This schema matches either an array or an object, which in either case must have a least one property (in the object case) or item (in the array case). Without this custom relevance function, best_match will just choose one of the errors from one of the oneOf schemas which caused it not to match. In this case it happens to select the type error from the first sub-schema:

>>> from jsonschema.exceptions import best_match
>>> from dnadna.utils.config import ConfigValidator
>>> validator = ConfigValidator(schema)
>>> errors = validator.iter_errors([])  # try an empty list
>>> best_match(errors)
<ValidationError: '[] should be non-empty'>

Using this custom error ranking algorithm, the CustomValidationError will be preferred:

>>> errors = validator.iter_errors([])  # try an empty list
>>> validator.best_match(errors,
...            key=ConfigValidator.relevance_with_const_select)
<CustomValidationError: 'must have at least 1 entry'>

Otherwise it’s the same as the default heuristic with extra support for a common pattern where oneOf combined with const or enum is used to select from a list of sub-schemas based on the value of a single property.

For example:

>>> schema = {
...     'required': ['type'],
...     'oneOf': [{
...         'properties': {
...             'type': {'const': 'regression'},
...         }
...     }, {
...         'properties': {
...             'type': {'const': 'classification'},
...             'classes': {'type': 'integer'},
...         },
...         'required': ['classes']
...     }]
... }
...

The first schema in the oneOf list will match if and only if the document contains {'type': 'regression'} and the second will match if and only if {'type': 'classification'} with no ambiguity.

In this case, when type matches a specific sub-schema, the more interesting error will be errors that occur within the sub-schema.
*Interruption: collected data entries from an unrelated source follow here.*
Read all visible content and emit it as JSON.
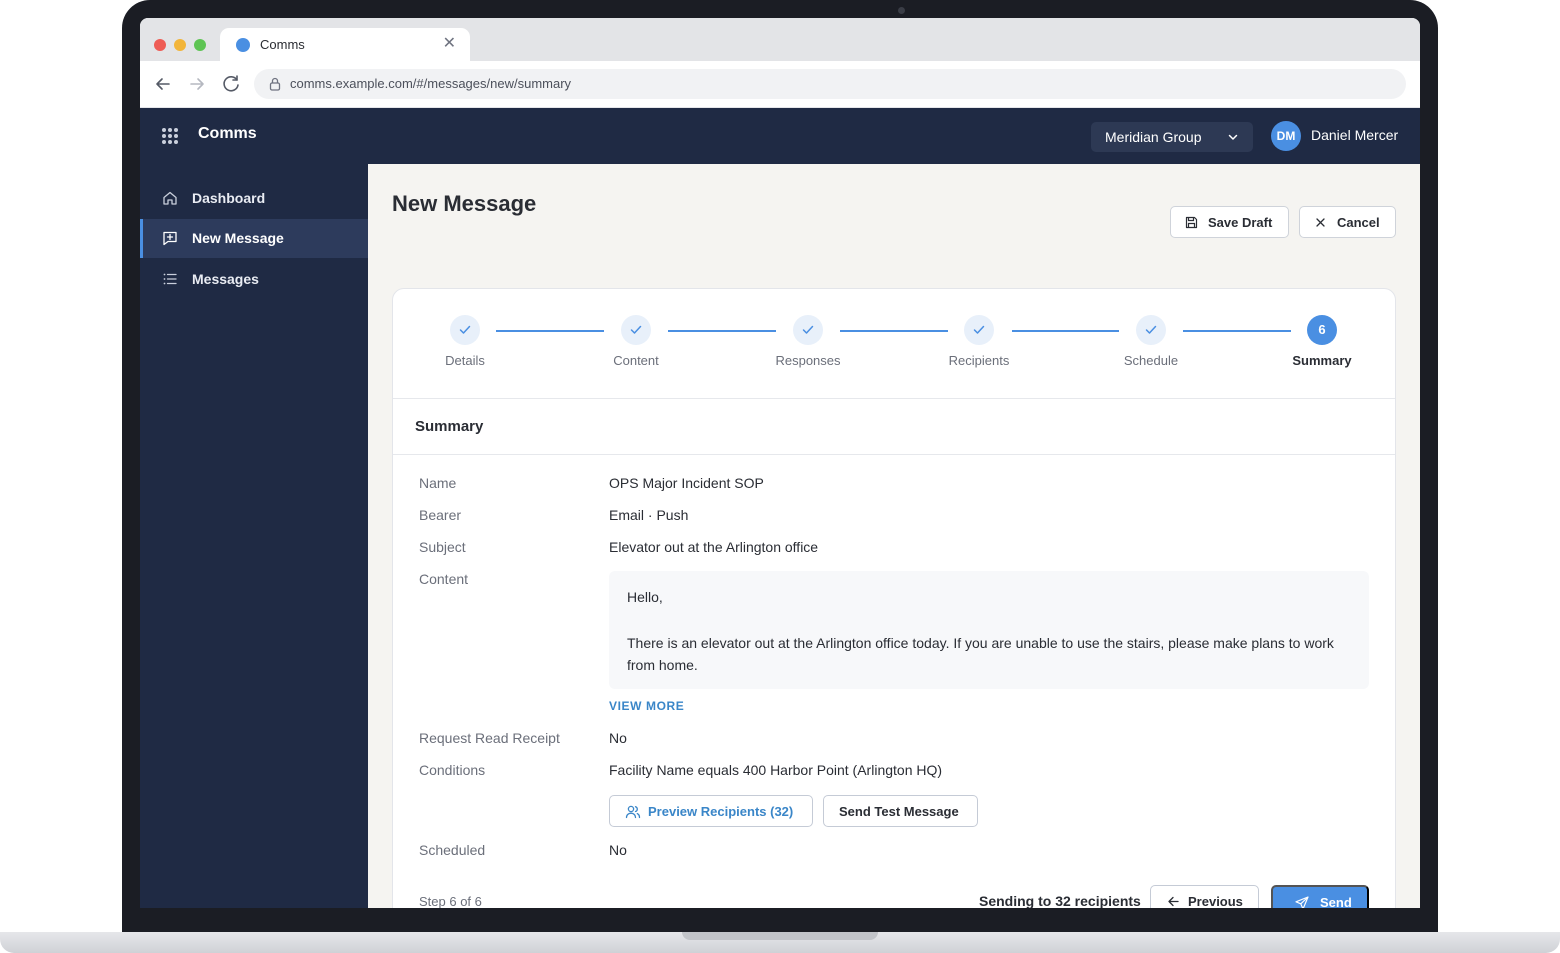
{
  "browser": {
    "tab_title": "Comms",
    "url": "comms.example.com/#/messages/new/summary"
  },
  "app": {
    "name": "Comms",
    "org_selector": "Meridian Group",
    "user": {
      "initials": "DM",
      "name": "Daniel Mercer"
    }
  },
  "sidebar": {
    "items": [
      {
        "label": "Dashboard",
        "icon": "home-icon",
        "active": false
      },
      {
        "label": "New Message",
        "icon": "message-plus-icon",
        "active": true
      },
      {
        "label": "Messages",
        "icon": "list-icon",
        "active": false
      }
    ]
  },
  "page": {
    "title": "New Message",
    "save_draft": "Save Draft",
    "cancel": "Cancel"
  },
  "stepper": {
    "steps": [
      {
        "label": "Details",
        "state": "done"
      },
      {
        "label": "Content",
        "state": "done"
      },
      {
        "label": "Responses",
        "state": "done"
      },
      {
        "label": "Recipients",
        "state": "done"
      },
      {
        "label": "Schedule",
        "state": "done"
      },
      {
        "label": "Summary",
        "state": "current",
        "number": "6"
      }
    ]
  },
  "summary": {
    "section_title": "Summary",
    "fields": {
      "name": {
        "label": "Name",
        "value": "OPS Major Incident SOP"
      },
      "bearer": {
        "label": "Bearer",
        "value": "Email · Push"
      },
      "subject": {
        "label": "Subject",
        "value": "Elevator out at the Arlington office"
      },
      "content": {
        "label": "Content",
        "greeting": "Hello,",
        "body": "There is an elevator out at the Arlington office today. If you are unable to use the stairs, please make plans to work from home.",
        "view_more": "VIEW MORE"
      },
      "read_receipt": {
        "label": "Request Read Receipt",
        "value": "No"
      },
      "conditions": {
        "label": "Conditions",
        "value": "Facility Name equals 400 Harbor Point (Arlington HQ)"
      },
      "scheduled": {
        "label": "Scheduled",
        "value": "No"
      }
    },
    "preview_button": "Preview Recipients (32)",
    "test_button": "Send Test Message"
  },
  "footer": {
    "step_counter": "Step 6 of 6",
    "sending_text": "Sending to 32 recipients",
    "previous": "Previous",
    "send": "Send"
  },
  "colors": {
    "navy": "#1f2a44",
    "accent": "#4a8fe2",
    "link": "#3a86c8",
    "background": "#f5f4f1"
  }
}
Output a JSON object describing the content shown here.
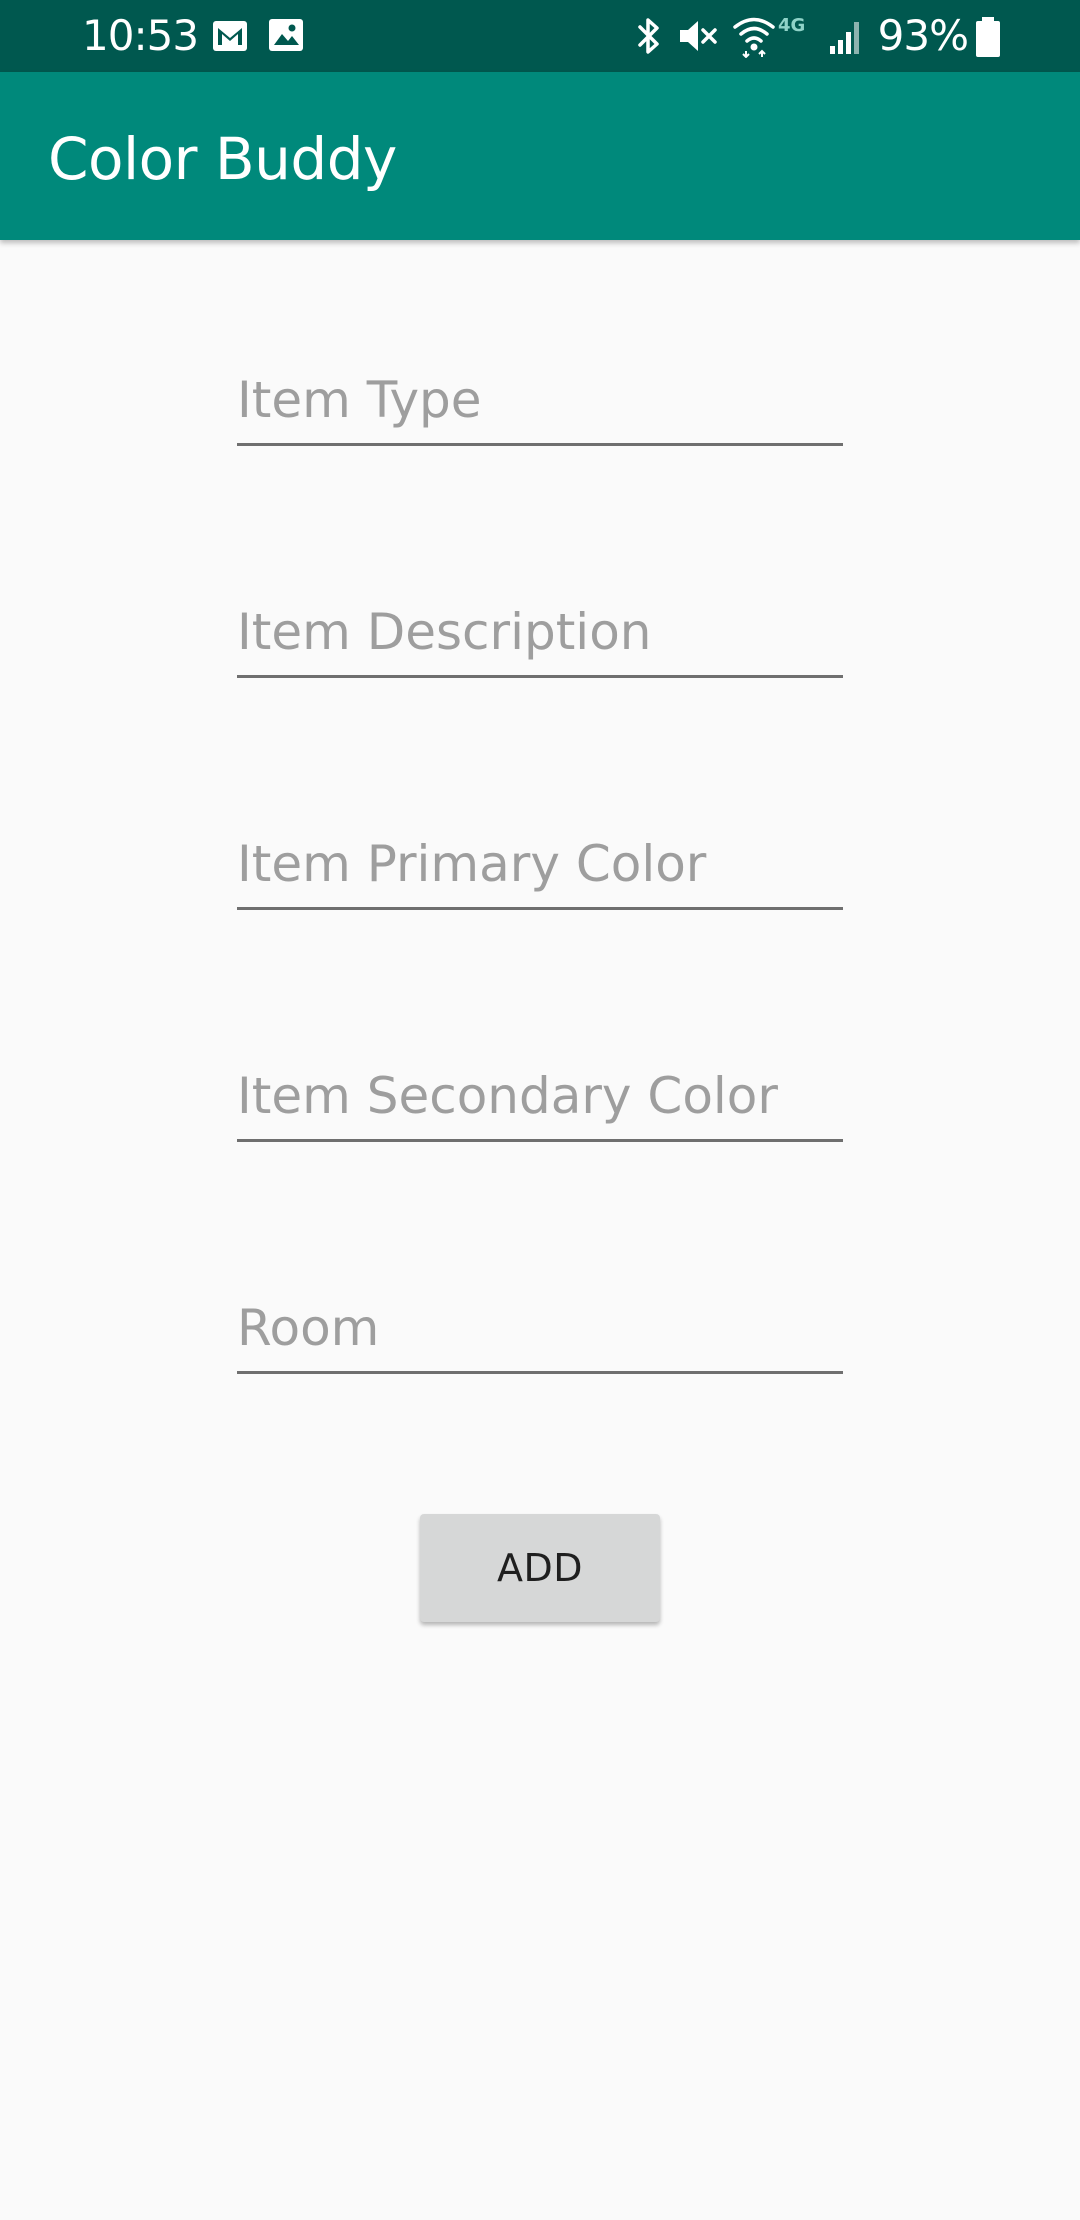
{
  "status_bar": {
    "time": "10:53",
    "battery_percent": "93%",
    "network_label": "4G",
    "icons": [
      "gmail-icon",
      "image-icon",
      "bluetooth-icon",
      "mute-icon",
      "wifi-icon",
      "lte-icon",
      "signal-icon",
      "battery-icon"
    ],
    "background_color": "#00584f"
  },
  "app_bar": {
    "title": "Color Buddy",
    "background_color": "#00897b"
  },
  "form": {
    "fields": [
      {
        "placeholder": "Item Type",
        "value": ""
      },
      {
        "placeholder": "Item Description",
        "value": ""
      },
      {
        "placeholder": "Item Primary Color",
        "value": ""
      },
      {
        "placeholder": "Item Secondary Color",
        "value": ""
      },
      {
        "placeholder": "Room",
        "value": ""
      }
    ],
    "add_label": "ADD"
  }
}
But the default heuristics are such that it will think the type error is more interesting. For example:

>>> import jsonschema
>>> jsonschema.validate({'type': 'classification'}, schema)
Traceback (most recent call last):
...
jsonschema.exceptions.ValidationError: 'regression' was expected
...

Here the error that matched the heuristic happens to be the the one that caused the first sub-schema to be skipped over, because properties.type.const did not match. But actual reason an error was raised at all was because the second sub-schema didn’t match either due to the required 'classes' property being missing. Under this use case, that would be the more interesting error. This heuristic solves that. In order to demonstrate this, we have to call best_match directly, since jsonschema.validate doesn’t have an option to pass down a different heuristic key:

>>> from dnadna.utils.config import ConfigValidator
>>> validator = ConfigValidator(schema)
>>> errors = validator.iter_errors({'type': 'classification'})
>>> raise validator.best_match(errors,
...           key=ConfigValidator.relevance_with_const_select)
Traceback (most recent call last):
...
jsonschema.exceptions.ValidationError: 'classes' is a required property
...

This also supports a similar pattern (used by several plugins) where instead of const being used to select a specific sub-schema, enum is used with a unique list of values (in fact const is just a special case of enum with only one value). For example:

>>> schema = {
...     'required': ['name'],
...     'oneOf': [{
...         'properties': {
...             'name': {'enum': ['my-plugin', 'MyPlugin']},
...         }
...     }, {
...         'properties': {
...             'name': {'enum': ['my-plugin2', 'MyPlugin2']},
...             'x': {'type': 'integer'},
...         },
...         'required': ['x']
...     }]
... }
...
>>> validator = ConfigValidator(schema)
>>> errors = validator.iter_errors({'name': 'my-plugin2'})
>>> raise validator.best_match(errors,
...           key=ConfigValidator.relevance_with_const_select)
Traceback (most recent call last):
...
jsonschema.exceptions.ValidationError: 'x' is a required property
...
validate(config, *args, **kwargs)[source]

Validate the config against the schema and raise a ConfigError if validation fails.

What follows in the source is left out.